Susan Bektesh, Brad Rosenzweig and David Hirsh

In the last issue of the Gazette (Vol. 10, no. 1), we reported that 
RNAs from many species of nematodes have the same (or closely related) 
spliced leader as C.  elegans.  In C.  elegans the gene encoding the 
SL precursor (preSL) is found on a 1 kb tandem repeat of ~110 copies 
that also contains the 5S rDNA (Krause and Hirsh, Cell 49:753-761, 
1987).  However, approximately 6 of the preSL genes are located on DNA 
fragments outside the 1 kb repeat.  These copies are present both with 
and without the 5S rDNA genes.  We examined the genomic organization 
of the preSL genes in Panegrellus redivivus and Haemonchus contortus 
by Southern blot analysis and screening genomic libraries.  Both 
nematodes have many copies of the preSL gene.  In P.  redivivus there 
does not appear to be a preSL gene repeat; however, we have identified 
two 5S rDNA repeats, but preSL genes are not associated with these 
repeats.  Some of the preSL genes are associated with 5S rDNA genes 
which are outside the repeats, while other preSL genes are independent 
of 5S rDNA.  In H.  contortus it is possible that a portion of the 
preSL genes are on a repeated fragment or are clustered.  In contrast 
to C.  elegans and P.  redivivus, the preSL genes in H.  contortus are 
not associated with 5S rDNA genes in repeat units or outside a repeat 
unit.
We have isolated and sequenced eight preSL genes from genomic 
libraries of P.  redivivus and H.  contortus and compared the sequence 
to the C.  elegans preSL gene.  There are several regions of sequence 
conservation among the preSL genes from these three genera of worms.  

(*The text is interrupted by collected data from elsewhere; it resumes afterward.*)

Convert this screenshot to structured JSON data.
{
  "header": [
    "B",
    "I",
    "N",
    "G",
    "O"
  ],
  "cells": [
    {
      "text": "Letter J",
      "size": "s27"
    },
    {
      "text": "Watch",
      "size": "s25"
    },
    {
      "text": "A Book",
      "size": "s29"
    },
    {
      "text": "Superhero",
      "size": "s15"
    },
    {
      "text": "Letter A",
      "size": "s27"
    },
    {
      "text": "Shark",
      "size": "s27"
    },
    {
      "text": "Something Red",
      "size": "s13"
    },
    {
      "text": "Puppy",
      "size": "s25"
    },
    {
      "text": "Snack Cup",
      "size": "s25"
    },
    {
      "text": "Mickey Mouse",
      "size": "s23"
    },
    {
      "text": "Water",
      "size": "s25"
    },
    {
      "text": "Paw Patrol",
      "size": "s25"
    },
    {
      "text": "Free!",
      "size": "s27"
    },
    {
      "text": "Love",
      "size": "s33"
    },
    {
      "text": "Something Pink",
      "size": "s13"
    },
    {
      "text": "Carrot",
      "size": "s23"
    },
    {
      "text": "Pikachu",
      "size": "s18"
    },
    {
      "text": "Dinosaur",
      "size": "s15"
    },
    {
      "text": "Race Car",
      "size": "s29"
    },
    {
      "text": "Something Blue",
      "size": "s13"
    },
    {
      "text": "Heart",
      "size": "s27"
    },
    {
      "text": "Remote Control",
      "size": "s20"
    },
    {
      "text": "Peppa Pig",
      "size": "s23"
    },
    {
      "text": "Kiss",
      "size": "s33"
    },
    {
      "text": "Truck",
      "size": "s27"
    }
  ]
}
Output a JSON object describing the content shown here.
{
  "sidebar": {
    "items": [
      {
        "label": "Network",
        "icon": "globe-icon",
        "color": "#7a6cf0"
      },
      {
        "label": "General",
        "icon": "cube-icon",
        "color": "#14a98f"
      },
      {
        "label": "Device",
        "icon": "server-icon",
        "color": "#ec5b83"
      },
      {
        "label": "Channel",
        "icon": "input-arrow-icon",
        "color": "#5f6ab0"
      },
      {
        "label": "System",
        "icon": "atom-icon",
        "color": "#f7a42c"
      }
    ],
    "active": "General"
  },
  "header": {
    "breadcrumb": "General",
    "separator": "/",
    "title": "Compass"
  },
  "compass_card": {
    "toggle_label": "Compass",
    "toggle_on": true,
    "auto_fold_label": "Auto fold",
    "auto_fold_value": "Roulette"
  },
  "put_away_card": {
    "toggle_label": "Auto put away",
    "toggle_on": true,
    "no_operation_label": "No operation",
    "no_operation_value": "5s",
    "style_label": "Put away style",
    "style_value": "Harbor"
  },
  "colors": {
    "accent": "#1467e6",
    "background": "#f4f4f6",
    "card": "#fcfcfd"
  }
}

The 22 nt SL sequence is exactly conserved, as is the GT splice donor 
following the SL in seven of eight preSL genes, the three nucleotides 
immediately preceding the SL are conserved.  It is possible that these 
three nucleotides are actually part of the SL but have gone undetected 
due to post-transcriptional modifications.  In addition, an Sm binding 
site is found in position 65-70 in seven of eight of these genes.  The 
gene that lacks the three conserved nucleotides preceding the SL is 
the same gene that lacks the Sm binding site.  Therefore, we suspect 
that this may be a pseudogene.
We are in the process of determining which of the P.  redivivus and 
H.  contortus preSL genes are expressed and what sequences outside of 
the preSL genes have been conserved.